Gerry has it a bit worse as he has been teetering on ground zero for what must be months or more. He’s already lost his wife (Robin Weigert) and daughter, has bookies threatening to kill his cat or worse (Alfre Woodard oddly enough plays the calmest and therefore most fierce of them all in a very brief cameo), and finds himself in the middle of the worst losing streak of his life. It’s Curtis’ arrival as a rabbit’s foot in shining armor that seems to be turning things around. The guy can’t lose—not even a 50/50 flip of a coin. If Gerry can persuade him to team up and make this trip he knows they can clear big cash to experience a story they’ll cherish forever and the bread to start anew.
But promises they’ve made themselves and others aren’t easily kept when you’re living life one hand at a time with the bottom of a bourbon glass to keep you warm. Boden and Fleck purposefully structure their film to paint one man as the mess and the other as wild and secure with nothing tying him down or quelling his appetite for risk. It isn’t long before we realize, however, that the latter is as broken and lost as the former. They’ve both ruined relationships, drift around from city to city because they fear going home, and crave the allure of victory. Curtis is pragmatic and logical, able to call it quits when the good has gotten too good, though. Gerry doesn’t know the definition of stopping.
Because these characters are so similar beneath their disparate surfaces, it can be frustrating that nothing crazy happens between them. We anticipate huge drama that never comes, but this isn’t the fault of the directors or the film itself. Mississippi Grind is a lesson in not letting expectations or presumptions rule your experience when looking at a piece of art. This movie isn’t beholden to a set of rules and regulations to be what everything else is. We should be ecstatic that it doesn’t tread that same tired path we’ve seen countless times before. Give me a year or two to rewatch knowing the plot so I don’t project my hypotheses upon it and I could see myself loving it. Sadly I’m writing this after my initial viewing.
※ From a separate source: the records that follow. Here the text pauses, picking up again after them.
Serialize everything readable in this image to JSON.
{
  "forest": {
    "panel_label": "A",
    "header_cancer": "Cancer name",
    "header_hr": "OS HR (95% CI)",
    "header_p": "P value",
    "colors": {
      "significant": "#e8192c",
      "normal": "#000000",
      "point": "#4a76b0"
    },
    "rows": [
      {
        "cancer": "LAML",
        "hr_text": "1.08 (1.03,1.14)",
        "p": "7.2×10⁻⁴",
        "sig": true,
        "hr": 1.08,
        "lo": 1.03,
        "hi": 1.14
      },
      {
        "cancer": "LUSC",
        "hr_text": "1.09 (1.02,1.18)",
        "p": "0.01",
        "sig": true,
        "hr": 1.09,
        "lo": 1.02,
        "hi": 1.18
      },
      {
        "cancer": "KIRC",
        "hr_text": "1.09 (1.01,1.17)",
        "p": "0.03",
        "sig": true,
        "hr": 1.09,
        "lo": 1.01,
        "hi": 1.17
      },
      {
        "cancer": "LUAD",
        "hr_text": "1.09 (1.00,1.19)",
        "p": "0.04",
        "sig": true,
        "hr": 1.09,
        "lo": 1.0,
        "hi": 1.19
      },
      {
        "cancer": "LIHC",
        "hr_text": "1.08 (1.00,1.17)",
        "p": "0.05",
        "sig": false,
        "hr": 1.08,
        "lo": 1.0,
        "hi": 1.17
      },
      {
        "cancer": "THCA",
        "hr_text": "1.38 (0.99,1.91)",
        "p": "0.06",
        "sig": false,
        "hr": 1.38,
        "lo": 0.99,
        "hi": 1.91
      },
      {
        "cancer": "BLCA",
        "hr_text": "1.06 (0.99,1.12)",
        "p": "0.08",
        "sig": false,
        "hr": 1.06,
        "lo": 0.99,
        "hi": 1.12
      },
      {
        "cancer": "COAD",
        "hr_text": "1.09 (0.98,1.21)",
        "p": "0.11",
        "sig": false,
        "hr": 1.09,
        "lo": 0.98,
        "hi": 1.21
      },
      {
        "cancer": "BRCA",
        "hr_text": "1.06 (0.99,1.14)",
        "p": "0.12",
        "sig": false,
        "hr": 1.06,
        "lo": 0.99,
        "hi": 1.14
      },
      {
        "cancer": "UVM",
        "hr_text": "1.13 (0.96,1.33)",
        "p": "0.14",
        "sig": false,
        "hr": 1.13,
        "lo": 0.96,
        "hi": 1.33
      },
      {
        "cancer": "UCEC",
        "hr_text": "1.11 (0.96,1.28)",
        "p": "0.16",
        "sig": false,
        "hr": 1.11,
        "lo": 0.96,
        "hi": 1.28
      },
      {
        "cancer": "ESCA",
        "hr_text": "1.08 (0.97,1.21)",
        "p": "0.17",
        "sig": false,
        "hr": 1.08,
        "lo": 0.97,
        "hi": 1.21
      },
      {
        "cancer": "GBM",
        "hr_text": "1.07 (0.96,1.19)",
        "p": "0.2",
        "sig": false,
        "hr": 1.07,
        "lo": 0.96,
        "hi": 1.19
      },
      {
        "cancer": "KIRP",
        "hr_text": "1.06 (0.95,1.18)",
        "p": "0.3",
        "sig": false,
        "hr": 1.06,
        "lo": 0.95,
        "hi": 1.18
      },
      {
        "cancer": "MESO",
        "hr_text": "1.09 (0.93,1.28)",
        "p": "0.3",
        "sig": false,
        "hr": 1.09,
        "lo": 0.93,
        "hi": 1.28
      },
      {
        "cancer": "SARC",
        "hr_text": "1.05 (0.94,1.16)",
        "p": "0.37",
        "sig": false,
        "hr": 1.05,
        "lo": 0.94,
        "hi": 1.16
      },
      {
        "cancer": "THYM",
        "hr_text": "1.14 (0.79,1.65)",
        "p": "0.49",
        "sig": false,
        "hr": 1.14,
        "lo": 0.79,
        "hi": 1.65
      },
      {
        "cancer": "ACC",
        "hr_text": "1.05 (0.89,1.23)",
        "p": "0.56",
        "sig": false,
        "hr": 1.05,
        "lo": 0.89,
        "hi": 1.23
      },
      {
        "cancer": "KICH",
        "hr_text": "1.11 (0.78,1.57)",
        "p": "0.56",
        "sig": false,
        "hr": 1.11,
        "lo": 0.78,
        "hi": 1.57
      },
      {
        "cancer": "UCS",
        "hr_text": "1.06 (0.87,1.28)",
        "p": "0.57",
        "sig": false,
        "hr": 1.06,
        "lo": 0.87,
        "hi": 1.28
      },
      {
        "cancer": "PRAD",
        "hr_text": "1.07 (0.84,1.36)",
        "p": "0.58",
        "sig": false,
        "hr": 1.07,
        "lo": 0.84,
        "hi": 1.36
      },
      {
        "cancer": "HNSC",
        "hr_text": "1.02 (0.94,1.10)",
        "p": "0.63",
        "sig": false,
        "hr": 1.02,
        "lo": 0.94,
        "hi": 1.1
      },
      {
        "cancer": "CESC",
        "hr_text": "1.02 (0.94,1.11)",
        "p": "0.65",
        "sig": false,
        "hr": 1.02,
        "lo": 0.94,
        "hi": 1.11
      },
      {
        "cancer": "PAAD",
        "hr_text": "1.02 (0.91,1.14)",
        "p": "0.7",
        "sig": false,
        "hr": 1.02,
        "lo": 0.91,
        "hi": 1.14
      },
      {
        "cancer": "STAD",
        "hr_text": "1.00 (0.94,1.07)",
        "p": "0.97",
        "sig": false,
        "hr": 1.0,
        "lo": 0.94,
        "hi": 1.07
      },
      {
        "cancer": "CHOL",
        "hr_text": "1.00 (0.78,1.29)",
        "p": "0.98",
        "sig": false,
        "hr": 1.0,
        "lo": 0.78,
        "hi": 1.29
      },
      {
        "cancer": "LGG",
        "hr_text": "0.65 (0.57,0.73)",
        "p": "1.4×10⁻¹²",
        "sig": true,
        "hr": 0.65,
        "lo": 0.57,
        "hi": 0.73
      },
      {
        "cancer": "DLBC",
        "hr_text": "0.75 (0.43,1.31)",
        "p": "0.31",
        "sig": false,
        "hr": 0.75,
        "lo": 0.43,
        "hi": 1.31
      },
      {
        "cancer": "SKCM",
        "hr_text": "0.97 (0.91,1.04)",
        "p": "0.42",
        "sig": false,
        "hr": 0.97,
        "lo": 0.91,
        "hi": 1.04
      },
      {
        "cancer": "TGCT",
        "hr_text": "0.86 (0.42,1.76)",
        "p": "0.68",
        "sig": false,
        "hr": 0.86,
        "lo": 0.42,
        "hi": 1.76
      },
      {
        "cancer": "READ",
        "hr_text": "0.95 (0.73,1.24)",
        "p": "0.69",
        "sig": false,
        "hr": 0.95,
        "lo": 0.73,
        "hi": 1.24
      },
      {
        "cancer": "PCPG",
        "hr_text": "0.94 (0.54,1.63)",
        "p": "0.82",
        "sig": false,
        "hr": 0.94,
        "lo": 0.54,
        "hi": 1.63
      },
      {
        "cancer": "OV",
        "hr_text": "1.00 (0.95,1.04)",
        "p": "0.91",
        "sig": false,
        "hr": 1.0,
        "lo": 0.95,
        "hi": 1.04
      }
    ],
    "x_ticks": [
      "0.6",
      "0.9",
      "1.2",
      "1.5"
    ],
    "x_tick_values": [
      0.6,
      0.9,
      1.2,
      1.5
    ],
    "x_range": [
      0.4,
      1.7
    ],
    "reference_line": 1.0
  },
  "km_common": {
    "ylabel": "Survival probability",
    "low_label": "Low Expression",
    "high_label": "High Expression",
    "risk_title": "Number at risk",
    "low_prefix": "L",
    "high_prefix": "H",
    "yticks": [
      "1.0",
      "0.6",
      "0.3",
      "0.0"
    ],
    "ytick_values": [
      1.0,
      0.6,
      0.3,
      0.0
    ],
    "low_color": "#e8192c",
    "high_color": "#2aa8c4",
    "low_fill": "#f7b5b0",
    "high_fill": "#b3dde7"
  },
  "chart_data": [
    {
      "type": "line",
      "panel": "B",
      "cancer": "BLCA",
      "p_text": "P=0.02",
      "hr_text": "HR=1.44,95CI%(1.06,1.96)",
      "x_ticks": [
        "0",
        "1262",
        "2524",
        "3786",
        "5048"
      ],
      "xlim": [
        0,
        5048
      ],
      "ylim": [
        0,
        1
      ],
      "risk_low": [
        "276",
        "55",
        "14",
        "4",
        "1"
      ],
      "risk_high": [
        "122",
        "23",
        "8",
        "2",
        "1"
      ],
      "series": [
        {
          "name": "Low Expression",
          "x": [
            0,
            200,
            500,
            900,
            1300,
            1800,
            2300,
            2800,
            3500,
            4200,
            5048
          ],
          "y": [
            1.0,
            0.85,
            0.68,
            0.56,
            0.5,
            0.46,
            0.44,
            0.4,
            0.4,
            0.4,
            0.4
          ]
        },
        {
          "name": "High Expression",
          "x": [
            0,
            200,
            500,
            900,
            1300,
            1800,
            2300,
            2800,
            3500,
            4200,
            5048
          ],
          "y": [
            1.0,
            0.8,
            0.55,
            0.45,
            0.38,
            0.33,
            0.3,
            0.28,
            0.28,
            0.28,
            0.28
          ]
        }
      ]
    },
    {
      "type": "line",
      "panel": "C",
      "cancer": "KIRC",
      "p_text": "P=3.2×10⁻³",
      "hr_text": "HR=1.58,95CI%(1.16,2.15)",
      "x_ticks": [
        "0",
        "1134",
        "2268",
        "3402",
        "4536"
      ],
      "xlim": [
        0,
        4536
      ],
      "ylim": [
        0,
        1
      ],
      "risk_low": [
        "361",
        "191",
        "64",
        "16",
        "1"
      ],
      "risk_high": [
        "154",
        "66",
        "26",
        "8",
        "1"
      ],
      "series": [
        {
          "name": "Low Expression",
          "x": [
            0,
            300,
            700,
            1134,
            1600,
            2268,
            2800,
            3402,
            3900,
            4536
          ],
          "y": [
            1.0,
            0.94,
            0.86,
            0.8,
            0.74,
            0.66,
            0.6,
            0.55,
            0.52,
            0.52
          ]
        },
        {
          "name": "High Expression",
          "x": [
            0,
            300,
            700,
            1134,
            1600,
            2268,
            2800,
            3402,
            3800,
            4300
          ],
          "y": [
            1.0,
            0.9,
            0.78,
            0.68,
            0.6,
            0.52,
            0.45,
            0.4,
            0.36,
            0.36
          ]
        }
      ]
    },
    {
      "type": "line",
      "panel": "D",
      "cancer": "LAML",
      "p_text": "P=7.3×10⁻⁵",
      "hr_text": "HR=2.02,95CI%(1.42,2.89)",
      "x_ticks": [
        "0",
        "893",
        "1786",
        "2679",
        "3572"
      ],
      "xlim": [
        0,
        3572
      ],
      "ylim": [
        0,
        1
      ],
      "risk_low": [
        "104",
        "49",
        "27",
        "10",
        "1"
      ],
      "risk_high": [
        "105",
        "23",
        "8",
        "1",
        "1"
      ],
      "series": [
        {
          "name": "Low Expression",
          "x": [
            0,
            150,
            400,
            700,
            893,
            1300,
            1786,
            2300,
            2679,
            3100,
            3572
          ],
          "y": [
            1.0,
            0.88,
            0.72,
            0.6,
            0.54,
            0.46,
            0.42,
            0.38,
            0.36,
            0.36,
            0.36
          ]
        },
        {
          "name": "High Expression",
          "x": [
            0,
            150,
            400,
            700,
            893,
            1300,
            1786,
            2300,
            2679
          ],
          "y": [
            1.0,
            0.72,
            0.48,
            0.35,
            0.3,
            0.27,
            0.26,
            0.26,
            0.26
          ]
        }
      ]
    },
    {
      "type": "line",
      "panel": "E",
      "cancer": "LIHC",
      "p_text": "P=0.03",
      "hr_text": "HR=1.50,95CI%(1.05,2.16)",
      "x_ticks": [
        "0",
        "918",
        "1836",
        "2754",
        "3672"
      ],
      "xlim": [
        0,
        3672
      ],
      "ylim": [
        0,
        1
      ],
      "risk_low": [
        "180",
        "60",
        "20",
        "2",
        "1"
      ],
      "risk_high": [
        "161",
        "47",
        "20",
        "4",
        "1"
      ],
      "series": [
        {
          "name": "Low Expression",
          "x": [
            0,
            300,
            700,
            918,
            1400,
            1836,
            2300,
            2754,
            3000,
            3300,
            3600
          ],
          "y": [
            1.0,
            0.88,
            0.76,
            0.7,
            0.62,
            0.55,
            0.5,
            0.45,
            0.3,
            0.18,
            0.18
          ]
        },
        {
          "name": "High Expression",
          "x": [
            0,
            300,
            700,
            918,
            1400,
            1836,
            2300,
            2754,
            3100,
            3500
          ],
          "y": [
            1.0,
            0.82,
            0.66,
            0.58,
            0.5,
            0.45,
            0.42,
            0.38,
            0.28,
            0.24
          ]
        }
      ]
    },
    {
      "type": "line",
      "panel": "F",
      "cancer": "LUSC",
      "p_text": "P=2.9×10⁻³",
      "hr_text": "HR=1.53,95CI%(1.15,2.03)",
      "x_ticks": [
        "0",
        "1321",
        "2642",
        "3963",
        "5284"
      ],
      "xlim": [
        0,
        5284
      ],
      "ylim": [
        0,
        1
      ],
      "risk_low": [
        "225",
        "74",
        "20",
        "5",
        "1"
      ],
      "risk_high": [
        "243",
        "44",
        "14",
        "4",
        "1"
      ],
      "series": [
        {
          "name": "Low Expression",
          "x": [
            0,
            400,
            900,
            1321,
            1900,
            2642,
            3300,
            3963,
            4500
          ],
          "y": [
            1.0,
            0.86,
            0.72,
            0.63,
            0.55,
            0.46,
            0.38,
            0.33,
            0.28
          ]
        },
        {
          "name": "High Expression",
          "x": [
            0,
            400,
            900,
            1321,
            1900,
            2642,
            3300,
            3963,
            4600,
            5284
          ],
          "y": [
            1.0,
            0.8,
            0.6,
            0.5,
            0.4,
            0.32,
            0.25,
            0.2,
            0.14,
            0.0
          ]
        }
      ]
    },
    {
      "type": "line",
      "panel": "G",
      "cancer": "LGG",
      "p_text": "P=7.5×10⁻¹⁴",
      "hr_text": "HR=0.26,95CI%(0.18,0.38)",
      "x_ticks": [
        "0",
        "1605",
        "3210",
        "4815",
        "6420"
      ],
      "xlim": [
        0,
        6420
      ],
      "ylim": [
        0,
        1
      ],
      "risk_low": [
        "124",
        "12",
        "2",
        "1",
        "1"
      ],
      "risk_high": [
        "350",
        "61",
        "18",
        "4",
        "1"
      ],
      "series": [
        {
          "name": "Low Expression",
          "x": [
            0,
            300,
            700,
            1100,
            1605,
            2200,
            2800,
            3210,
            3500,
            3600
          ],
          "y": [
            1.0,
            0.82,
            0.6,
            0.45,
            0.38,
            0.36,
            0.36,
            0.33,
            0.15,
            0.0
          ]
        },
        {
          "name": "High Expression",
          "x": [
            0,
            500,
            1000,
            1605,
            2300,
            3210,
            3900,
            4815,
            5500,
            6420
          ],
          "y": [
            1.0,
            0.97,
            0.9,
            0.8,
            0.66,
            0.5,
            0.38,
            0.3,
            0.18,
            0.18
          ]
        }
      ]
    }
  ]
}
In this context it feels slight and full of missed opportunities for drama despite the character trajectories being highly dramatic. Both Curtis and Gerry go through the wringer of highs and lows, trust and mistrust, confidence and hopelessness. This roller coaster proves to be an emotionally draining ride that’s helped by Reynolds’ sarcastic wit and Mendelsohn’s addict itching for the next score. They go to some dark places, get bruised and battered in the process, and return to pasts they still aren’t ready to face. Curtis puts on a good show for himself as the compassionate hero living vicariously through another because he doesn’t have the guts to take that insane risk and Gerry never wavers from the thought his time will come.
We don’t need flashy sleight-of-hand because that’s not Boden and Fleck’s goal. They’re aiming at the human psyche and our capacity to implode without regard of our own wellbeing. This doesn’t mean a touch of “magic” isn’t sprinkled in with verbal and visual cues highlighting a recurring motif of luck/destiny through “rainbows”, but it’s more a wink than plot device with any credence beyond the irrational sense of importance Curtis and Gerry place upon it. I’ll be honest in saying the ending’s direction is unexpected, but I understand why. It’s not the dark conclusion you feel awaits nor the happily ever after you fear. It’s instead bittersweet like the whole’s over-arching adult parable of redemption. But the question remains whether this pair is ready to accept it.